More market information
In an attempt to determine why oil costs have soared to levels that now threaten growth prospects, the world's top economic leaders called for better market data. The G7 pressed the International Energy Agency, founded during the 1974 oil crisis, to improve "oil data transparency," and to help sort out whether scarce oil supplies, speculations or rocketing demand is behind the steady rise in prices.
Germany and Britain are reputedly involved in negotiations for a detailed oil transparency initiative. Ahead of the G7 meeting, Chancellor Gerhard Schröder said he believed speculation was one of the main reasons for soaring prices and that a better overview of the market through increased information could improve the situation.

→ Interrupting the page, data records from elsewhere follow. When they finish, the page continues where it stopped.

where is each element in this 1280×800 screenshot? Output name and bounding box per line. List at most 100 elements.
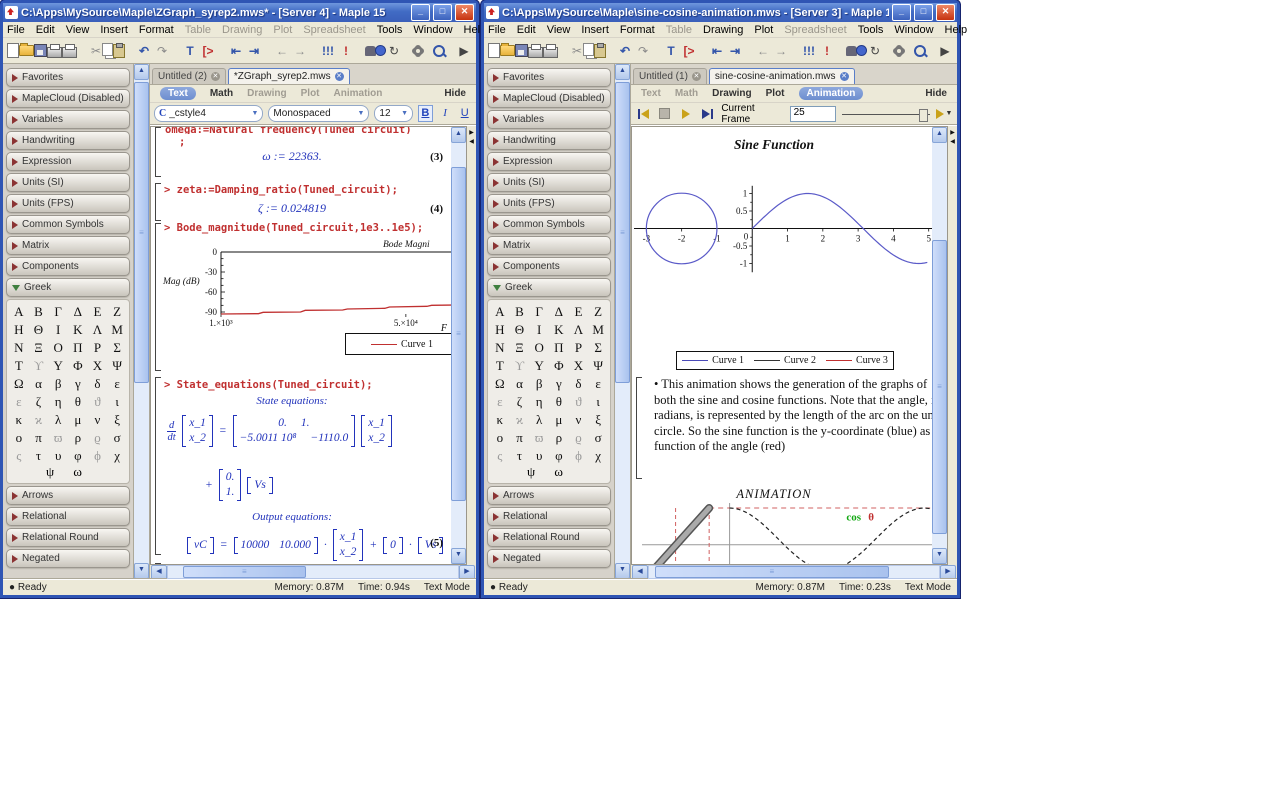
restart-kernel-icon[interactable]: ↻ xyxy=(866,43,884,59)
zoom-mode-icon[interactable] xyxy=(914,45,926,57)
palette-header[interactable]: Arrows xyxy=(487,486,611,505)
interrupt-hand-icon[interactable] xyxy=(365,46,376,56)
copy-icon[interactable] xyxy=(583,43,594,56)
menu-item[interactable]: Window xyxy=(413,24,452,36)
scroll-up-icon[interactable]: ▲ xyxy=(615,64,630,80)
greek-letter[interactable]: Ρ xyxy=(569,339,589,356)
scroll-down-icon[interactable]: ▼ xyxy=(615,563,630,579)
palette-header[interactable]: Expression xyxy=(6,152,130,171)
greek-letter[interactable]: Θ xyxy=(510,321,530,338)
menu-item[interactable]: Plot xyxy=(754,24,773,36)
back-icon[interactable]: ← xyxy=(273,43,291,59)
greek-letter[interactable]: Α xyxy=(490,303,510,320)
scroll-down-icon[interactable]: ▼ xyxy=(134,563,149,579)
menu-item[interactable]: Spreadsheet xyxy=(784,24,846,36)
greek-letter[interactable]: Λ xyxy=(88,321,108,338)
bold-button[interactable]: B xyxy=(418,105,433,122)
menu-item[interactable]: Edit xyxy=(36,24,55,36)
palette-header[interactable]: Components xyxy=(6,257,130,276)
print-preview-icon[interactable] xyxy=(62,47,77,58)
forward-icon[interactable]: → xyxy=(291,43,309,59)
palette-header[interactable]: Relational Round xyxy=(487,528,611,547)
palette-header[interactable]: Favorites xyxy=(6,68,130,87)
greek-letter[interactable]: κ xyxy=(490,411,510,428)
open-file-icon[interactable] xyxy=(500,45,515,56)
menu-item[interactable]: Table xyxy=(185,24,211,36)
settings-gear-icon[interactable] xyxy=(413,46,423,56)
mode-indicator[interactable]: Text Mode xyxy=(424,582,470,593)
greek-letter[interactable]: χ xyxy=(588,447,608,464)
new-document-icon[interactable] xyxy=(7,43,19,58)
scroll-right-icon[interactable]: ▶ xyxy=(940,565,956,580)
hide-toolbar-button[interactable]: Hide xyxy=(444,88,466,99)
debug-icon[interactable] xyxy=(857,46,866,55)
greek-letter[interactable]: Θ xyxy=(29,321,49,338)
context-tab[interactable]: Text xyxy=(641,88,661,99)
scroll-down-icon[interactable]: ▼ xyxy=(932,548,947,564)
indent-icon[interactable]: ⇥ xyxy=(245,43,263,59)
menu-item[interactable]: File xyxy=(488,24,506,36)
greek-letter[interactable]: Μ xyxy=(588,321,608,338)
greek-letter[interactable]: ϖ xyxy=(48,429,68,446)
greek-letter[interactable]: β xyxy=(48,375,68,392)
menu-item[interactable]: Drawing xyxy=(703,24,743,36)
debug-icon[interactable] xyxy=(376,46,385,55)
greek-letter[interactable]: Η xyxy=(9,321,29,338)
palette-header[interactable]: Common Symbols xyxy=(6,215,130,234)
palette-header[interactable]: Variables xyxy=(6,110,130,129)
greek-letter[interactable]: Σ xyxy=(107,339,127,356)
greek-letter[interactable]: γ xyxy=(549,375,569,392)
context-tab[interactable]: Animation xyxy=(334,88,383,99)
palette-header[interactable]: Components xyxy=(487,257,611,276)
menu-item[interactable]: Help xyxy=(945,24,968,36)
greek-letter[interactable]: ς xyxy=(9,447,29,464)
greek-letter[interactable]: ς xyxy=(490,447,510,464)
palette-header[interactable]: Handwriting xyxy=(6,131,130,150)
greek-letter[interactable]: κ xyxy=(9,411,29,428)
palette-header[interactable]: MapleCloud (Disabled) xyxy=(487,89,611,108)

Supplies cannot meet up with the growing demand for oil
Little power to change price
Better information and calls for increased production will most likely do very little in bringing down the oil price. Analysts say the G7 has little influence over the oil market. The problem is one of simple economics, they point out: demand is outpacing supply, said Nariman Behravesh, chief economist at the economic research firm Global Insight.
"It's not as if OPEC is manipulating the market. There's really not much anybody can do until the investments now being made bring some fruit," he added.
The G7 may be effective in currency markets, but they have no real history in the oil markets. In all reality, the price of oil will only come down when the supply improves and global growth begins to slow.